Die Präimplantationsdiagnostik verspreche ein „perfektes Wunschkind“, natürlich ohne Behinderung. „Behinderung ist jedoch nicht aus der Welt zu schaffen“ und zudem seien nur 1 Prozent der Behinderungen vorgeburtlich. Weit häufiger seien Behinderungen durch Unfälle. Erwiesen sei auch, dass 40 Prozent aller Lernbehinderungen auf keine bestimmte Ursache zurückgeführt werden können, ergänzte Germain Weber.

„Besonders Spätabtreibungen außerhalb der Fristenregelung im Rahmen der Eugenischen Indikation stellen eine für mich unerträgliche Situation dar.“ Embryos seien in diesem Stadium oftmals bereits lebensfähig und würden mittels Herzstich im Mutterleib getötet werden. Die Möglichkeit behinderte Kinder außerhalb der Fristenregelung bis zur Geburt abtreiben zu können, sei dringend zu hinterfragen. „Wir müssen werdende Eltern durch verbesserte Rahmenbedingungen und Beratung unterstützen um sie zu ermutigen, sich zu einem behinderten Kind zu bekennen“, sagte der ÖVP- Behindertensprecher und unterstützte die Forderung nach der ersatzlosen Streichung der Eugenischen Indikation durch die Lebenshilfe Österreich. Die Fristenregelung ist dabei außer Frage zu stellen.

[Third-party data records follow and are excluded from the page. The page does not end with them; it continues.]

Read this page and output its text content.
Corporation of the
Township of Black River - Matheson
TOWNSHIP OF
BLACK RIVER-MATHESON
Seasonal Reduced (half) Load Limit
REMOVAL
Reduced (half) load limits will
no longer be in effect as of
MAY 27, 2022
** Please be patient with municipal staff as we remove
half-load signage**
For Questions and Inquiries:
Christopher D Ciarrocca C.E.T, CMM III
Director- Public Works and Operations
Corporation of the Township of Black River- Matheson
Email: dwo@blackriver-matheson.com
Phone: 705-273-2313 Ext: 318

Auch Entscheidungen des Obersten Gerichtshofes würden zeigen, dass die österreichische Rechtsordnung es zulässt, ein Leben mit Behinderung als Leben zweiter Klasse zu sehen, sagte der ÖVP- Behindertensprecher. In beiden Fällen ging es um Schadenersatzansprüche, die Eltern gegenüber den Ärzten aufgrund der Geburt eines Kindes geltend machen wollten. Im Fall der Geburt eines nicht behinderten Kindes wurde den Eltern kein Schadenersatz zuerkannt. Im Falle des behinderten Kindes hat der OGH Schadenersatz für den erhöhten finanziellen Aufwand aufgrund der Behinderung des Kindes und zusätzlich für den Unterhalt des Kindes nicht verneint.

„Diese Ungleichgewichtung, welche die Rechtsordnung derzeit ermöglicht, muss dringend beseitigt werden. Es kann nicht sein, dass behinderte Kinder vor der Geburt und schadenersatzrechtlich unterschiedlich behandelt werden“, sagte Huainigg und sprach sich für die rasche Abhaltung der im Regierungsübereinkommen festgehaltenen Parlamentarischen Enquete zu den Themen ‚Wrongful Birth’ und Eugenische Indikation aus. „Wir müssen Themen, die zentrale Werte, wie das Lebensrecht von behinderten Menschen in Frage stellen, offen im Parlament diskutieren“, sagte Huainigg abschließend.